Dans le cadre de la Directive cadre sur l'eau (DCE) et de la loi sur l'eau de 2006 (LEMA), la France a entamé la révision du classement de ses cours d'eau qui doit assurer la libre circulation des espèces et des sédiments en limitant les ouvrages construits en travers des cours d'eau. Selon l'Onema, près de 60.000 ouvrages (barrages, écluses, seuils, moulins) sont recensés sur les cours d'eau français.
Ce nouveaux classement crée deux listes : une première qui regroupe les cours d'eau en bon état écologique, les réservoirs biologiques et les rivières à fort enjeu pour les espèces migratrices. Tout nouvel obstacle à la continuité écologique, quel qu'en soit l'usage, ne pourra être autorisé sur les rivières ainsi classées. La liste 2 comprend les rivières à restaurer. Chaque ouvrage devra être mis en conformité au plus tard dans un délai de 5 ans après la publication de l'arrêté de classement. Les cours d'eau classés seront la base de la future trame bleue des schémas régionaux de cohérence écologique (SRCE).
Les premiers arrêtés de classement ont été publiés dans le courant de l'année 2012 pour les bassins Artois-Picardie (1) , Loire-Bretagne (2) , Seine-Normandie (3) et Rhin-Meuse (4) . Les projets d'arrêtés sont en consultation jusqu'au 15 janvier 2013 pour le bassin Rhône-Méditerranée Corse (5) (RMC) et jusqu'au 2 février 2013 pour Adour-Garonne (6) . L'occasion pour les petits producteurs d'hydroélectricité d'alerter les élus et l'Etat sur les conditions de révision et l'impact sur le développement des énergies renouvelables.
Une perte de potentiel hydroélectrique
Pour les petits producteurs regroupés au sein du syndicat France Hydroélectricité, "ces classements bloquent le développement des énergies renouvelables". S'ils déclarent "ne pas s'opposer à une démarche visant à protéger des cours d'eau dont l'enjeu environnemental est fort", ils craignent surtout que les objectifs de développement prévus suite au Grenelle de l'environnement ne soient pas atteints.
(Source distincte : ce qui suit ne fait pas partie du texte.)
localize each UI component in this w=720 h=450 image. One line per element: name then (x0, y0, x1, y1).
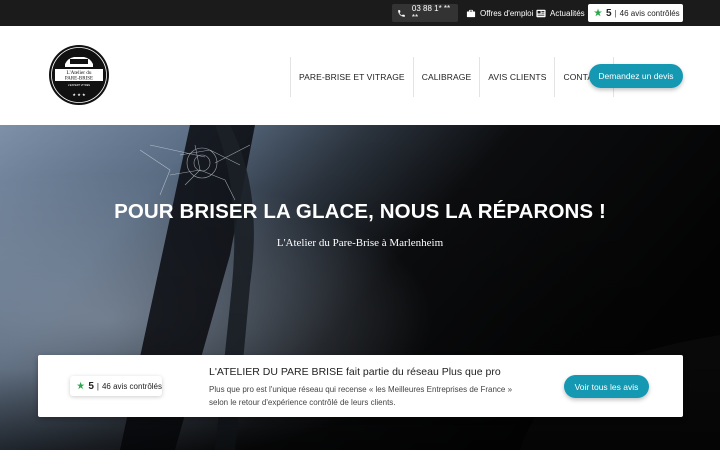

Pour rappel, la "Convention pour le développement d'une hydroélectricité durable", signée par les parties prenantes en juin 2010 prévoit d'augmenter la puissance installée de 3.000 MW et d'accroitre la production de 3 TWh d'ici fin 2020 dont 2 TWh de petites centrales et 1 TWh en équipant les nombreux moulins. Or, une étude de l'Union Française (7) de l'Electricité, qui croise le potentiel hydroélectrique région par région avec les projets de classement, a démontré que sur les 10,6 TWh de potentiel identifié, 76% pourraient être mis de côté ne laissant que 2 TWh de productible.
Les études d'impact de ces classements réalisées par l'administration constatent en effet une réduction du potentiel hydroélectrique : pour le bassin RMC (8) par exemple le projet de liste 1 "imposerait une contrainte forte sur la mobilisation du potentiel des secteurs EnR : près de 404 MW, soit 55% de la puissance totale potentielle est localisée sur des cours d'eau nouvellement proposés en liste 1". Par ailleurs, selon l'étude, ce classement ne permettrait pas au bassin de répondre aux objectifs de développement nationaux. "L'objectif national de développement de l'hydroélectricité rapporté au productible exploité sur le bassin permet de fournir un ordre de grandeur de la contribution du bassin à cet objectif : 1,8 TWh. Le potentiel des secteurs stratégiques EnR non contraints par le projet de liste 1 ne suffira donc pas à remplir seul cet objectif."
France Hydro Electricité en appelle à la justice
Le syndicat demande par conséquent un arbitrage ministériel pour rendre cohérents les objectifs énergétiques et environnementaux. "Techniquement nous savons faire des ouvrages avec des impacts limités sur l'environnement ", rappelle Jean-Marc Levy.
Selon le syndicat, la petite hydroélectricité pourrait assurer 5,4 TWh de production supplémentaire en créant 524 nouveaux sites et en équipant 734 ouvrages déjà existants.